Frontend Guidelines Exercise

I’m helping my client’s web development team establish some frontend guidelines as we roll up our sleeves to build a new website from the ground up.

We’ve done a projects together in the past, but (naturally) they were on pretty pretty tight deadlines, so despite our best intentions the team’s code consistency fell by the wayside as we raced to the finish line project. Sound familiar?

We’re determined to fight that entropy this time around, and I thought of a fun little exercise to do with the team to get everyone on the same page at the beginning of the project. Here’s what we did:

1. Have a conversation

This might sound crazy, but developers on your team might have opinions on how to write frontend code. Get all the frontend people all in a room together to discuss how you’re planning to write code together.

I created a frontend guidelines questionnaire to help facilitate these conversations.

bradfrost:frontend-guidelines-questionnaire

Discuss the pros and cons of different principles, methodologies, syntaxes, and structures. It’s worth your time to have some healthy debate on the best way to approach things. Remember that the team needs to work together, so individual (sometimes strong) preferences may need to take a back seat for the good of the team and product.

2. Establish some initial frontend guidelines

Take some notes during this meeting and immediately start transforming them into some initial frontend guidelines.

These guidelines will undoubtedly get fleshed out refined as your project progresses, but at the beginning focus on getting a loose consensus on frontend principles and agree to specific naming conventions and syntax.

Get the team together and review and discuss these conventions. Once everyone feels good about the working hypothesis, put the guidelines into action.

3. Code a molecule

Now for the fun part! Pick a relatively simple component for the team to mark up and style.

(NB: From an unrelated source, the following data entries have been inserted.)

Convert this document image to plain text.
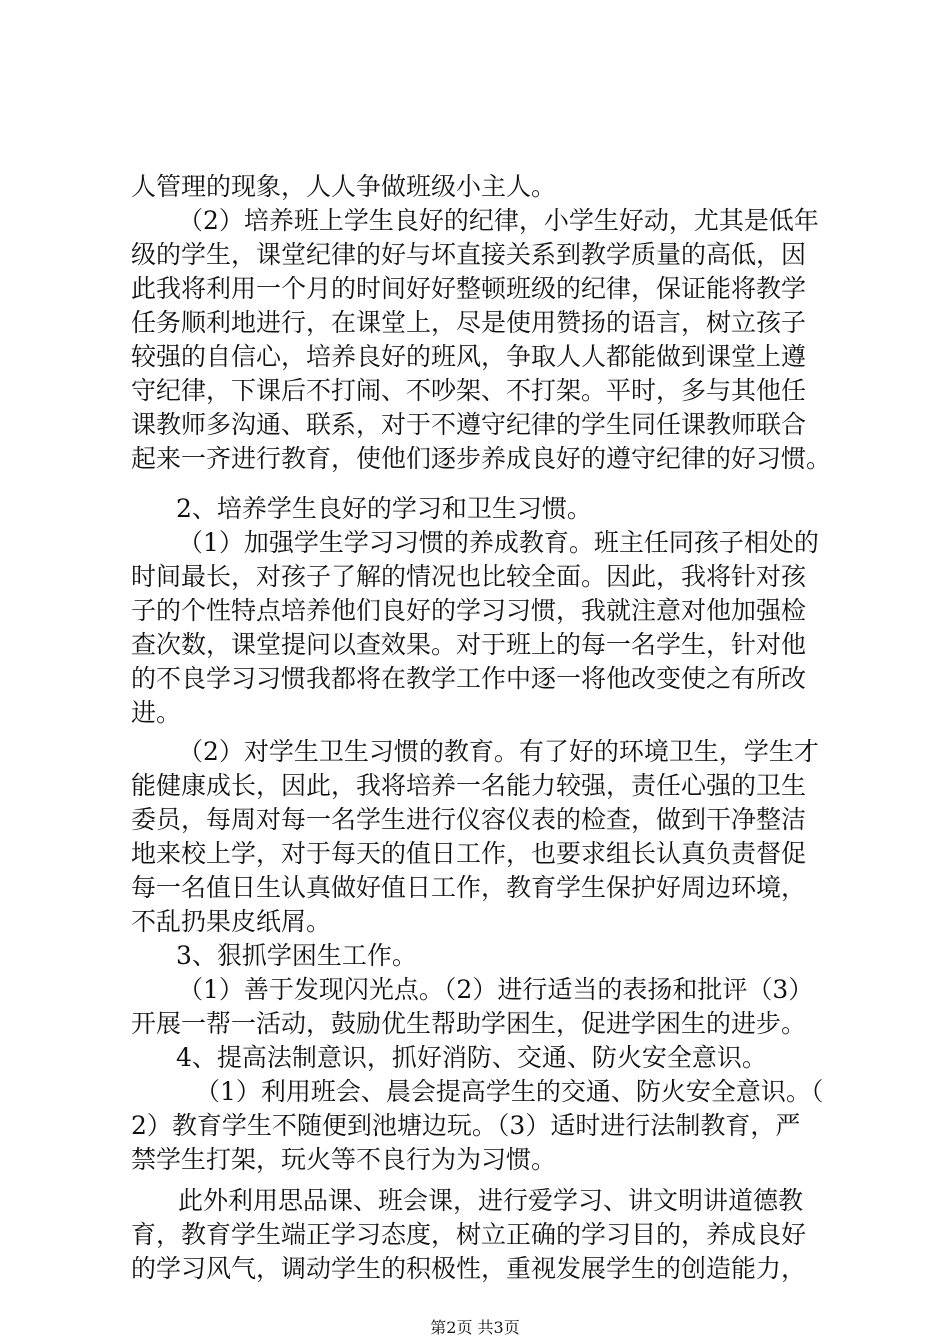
人管理的现象，人人争做班级小主人。
（2）培养班上学生良好的纪律，小学生好动，尤其是低年
级的学生，课堂纪律的好与坏直接关系到教学质量的高低，因
此我将利用一个月的时间好好整顿班级的纪律，保证能将教学
任务顺利地进行，在课堂上，尽是使用赞扬的语言，树立孩子
较强的自信心，培养良好的班风，争取人人都能做到课堂上遵
守纪律，下课后不打闹、不吵架、不打架。平时，多与其他任
课教师多沟通、联系，对于不遵守纪律的学生同任课教师联合
起来一齐进行教育，使他们逐步养成良好的遵守纪律的好习惯。
2、培养学生良好的学习和卫生习惯。
（1）加强学生学习习惯的养成教育。班主任同孩子相处的
时间最长，对孩子了解的情况也比较全面。因此，我将针对孩
子的个性特点培养他们良好的学习习惯，我就注意对他加强检
查次数，课堂提问以查效果。对于班上的每一名学生，针对他
的不良学习习惯我都将在教学工作中逐一将他改变使之有所改
进。
（2）对学生卫生习惯的教育。有了好的环境卫生，学生才
能健康成长，因此，我将培养一名能力较强，责任心强的卫生
委员，每周对每一名学生进行仪容仪表的检查，做到干净整洁
地来校上学，对于每天的值日工作，也要求组长认真负责督促
每一名值日生认真做好值日工作，教育学生保护好周边环境，
不乱扔果皮纸屑。
3、狠抓学困生工作。
（1）善于发现闪光点。（2）进行适当的表扬和批评（3）
开展一帮一活动，鼓励优生帮助学困生，促进学困生的进步。
4、提高法制意识，抓好消防、交通、防火安全意识。
（1）利用班会、晨会提高学生的交通、防火安全意识。（
2）教育学生不随便到池塘边玩。（3）适时进行法制教育，严
禁学生打架，玩火等不良行为为习惯。
此外利用思品课、班会课，进行爱学习、讲文明讲道德教
育，教育学生端正学习态度，树立正确的学习目的，养成良好
的学习风气，调动学生的积极性，重视发展学生的创造能力，
第2页 共3页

Each developer will put their heads down and apply¬†the agreed-upon syntax/structure to the component’s HTML and CSS.

For our project, we picked a simple media object pattern:

See the Pen Media block pattern frontend guidelines exercise by Brad Frost (@bradfrost) on CodePen.

4. Review

After about 20 minutes of coding, get the team together and have each developer present what they came up with. You’ll likely be surprised how much deviation can occur even with agreed-upon frontend guidelines in place.

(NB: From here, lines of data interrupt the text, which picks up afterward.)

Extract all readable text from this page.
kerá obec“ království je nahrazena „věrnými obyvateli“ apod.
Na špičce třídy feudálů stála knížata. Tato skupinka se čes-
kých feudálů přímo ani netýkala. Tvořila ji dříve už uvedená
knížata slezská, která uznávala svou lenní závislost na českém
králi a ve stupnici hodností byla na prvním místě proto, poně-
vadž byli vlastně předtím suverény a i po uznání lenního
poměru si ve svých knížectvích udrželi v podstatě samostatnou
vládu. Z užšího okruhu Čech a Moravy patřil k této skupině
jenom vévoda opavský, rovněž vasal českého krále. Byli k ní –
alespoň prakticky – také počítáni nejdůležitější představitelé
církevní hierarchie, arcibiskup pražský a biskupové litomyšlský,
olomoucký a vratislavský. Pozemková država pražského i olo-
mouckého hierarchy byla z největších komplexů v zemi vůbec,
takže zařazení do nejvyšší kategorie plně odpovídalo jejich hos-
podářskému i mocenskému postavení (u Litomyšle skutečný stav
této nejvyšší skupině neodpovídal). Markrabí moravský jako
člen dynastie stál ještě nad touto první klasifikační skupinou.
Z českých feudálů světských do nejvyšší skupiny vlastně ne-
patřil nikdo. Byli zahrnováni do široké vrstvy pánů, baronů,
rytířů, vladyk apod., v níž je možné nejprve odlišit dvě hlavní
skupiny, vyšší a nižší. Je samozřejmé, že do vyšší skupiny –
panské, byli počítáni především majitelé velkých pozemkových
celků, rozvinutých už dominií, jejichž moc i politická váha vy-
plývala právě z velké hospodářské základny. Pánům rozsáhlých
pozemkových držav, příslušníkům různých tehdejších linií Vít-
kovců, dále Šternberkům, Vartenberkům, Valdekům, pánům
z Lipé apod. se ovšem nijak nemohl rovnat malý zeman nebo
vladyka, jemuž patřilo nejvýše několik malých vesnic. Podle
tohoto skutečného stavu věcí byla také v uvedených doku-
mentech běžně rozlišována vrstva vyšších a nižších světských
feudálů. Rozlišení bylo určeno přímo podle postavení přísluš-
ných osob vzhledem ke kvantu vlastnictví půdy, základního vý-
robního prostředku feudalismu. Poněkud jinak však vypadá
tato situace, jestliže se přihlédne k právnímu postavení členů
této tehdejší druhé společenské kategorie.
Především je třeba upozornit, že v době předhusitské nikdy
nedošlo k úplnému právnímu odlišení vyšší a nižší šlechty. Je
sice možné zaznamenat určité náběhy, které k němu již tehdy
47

Talk through discrepancies, identify potential weak spots in your guidelines, and have each developer tweak their code based on the feedback of the group.

5. Repeat and refine

We didn’t get time to do this, but it would have been great to do a few more rounds of this with components of increasing complexity. I suspect that with each round everyone would get a little more comfortable with the conventions we’ve agreed upon.

The nascent frontend guidelines should be updated based on the reviews and discussions around the exercise. Your frontend guidelines can and should be referenced, revisited, and revised throughout the course of the project. It should be an evolutionary, living thing rather than a static file that doesn’t truly represent the way the team is writing code.

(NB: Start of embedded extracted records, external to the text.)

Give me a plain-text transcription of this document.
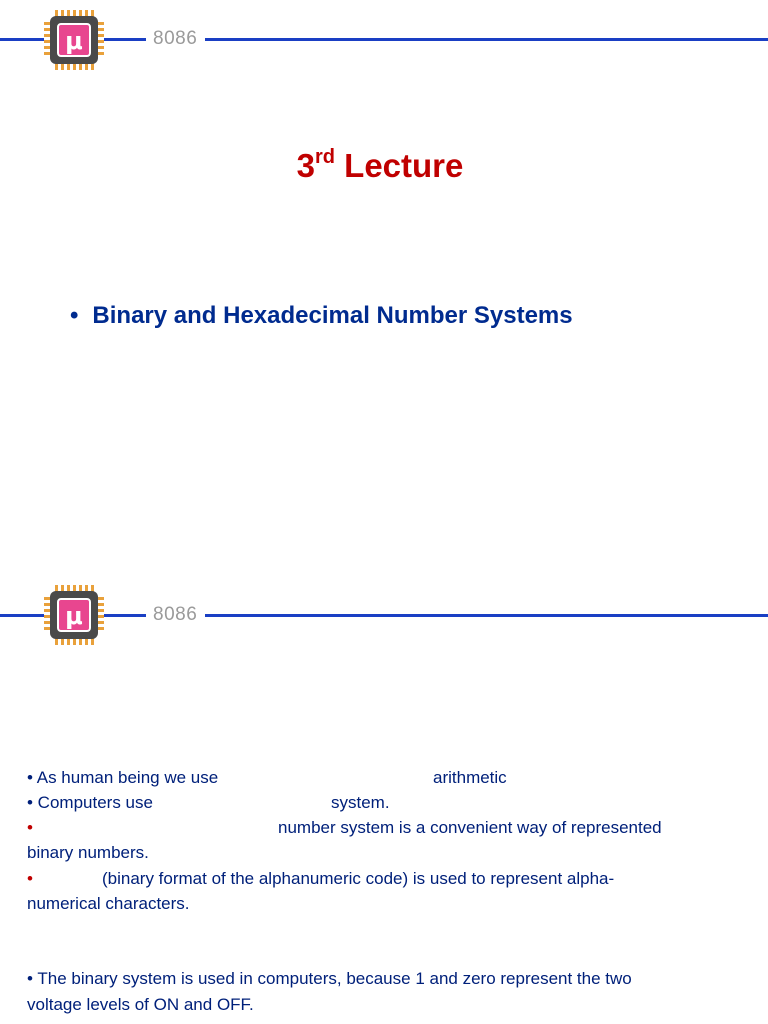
μ	8086
3rd Lecture
• Binary and Hexadecimal Number Systems
μ	8086
• As human being we use	arithmetic
• Computers use	system.
•	number system is a convenient way of represented
binary numbers.
•	(binary format of the alphanumeric code) is used to represent alpha-
numerical characters.
• The binary system is used in computers, because 1 and zero represent the two
voltage levels of ON and OFF.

Over the next few weeks, my team will be conducting some pretty thorough code reviews to make sure we’re on the same page with our¬†frontend conventions. I suspect the code reviews will lighten up as the project progresses, but I think it’s a smart move to make sure we get things right at the beginning of the project.

So that’s the exercise! Rather than waiting until the whole team is stressed out and slammed with deadlines, you can proactively establish conventions and make sure the team is on the same page.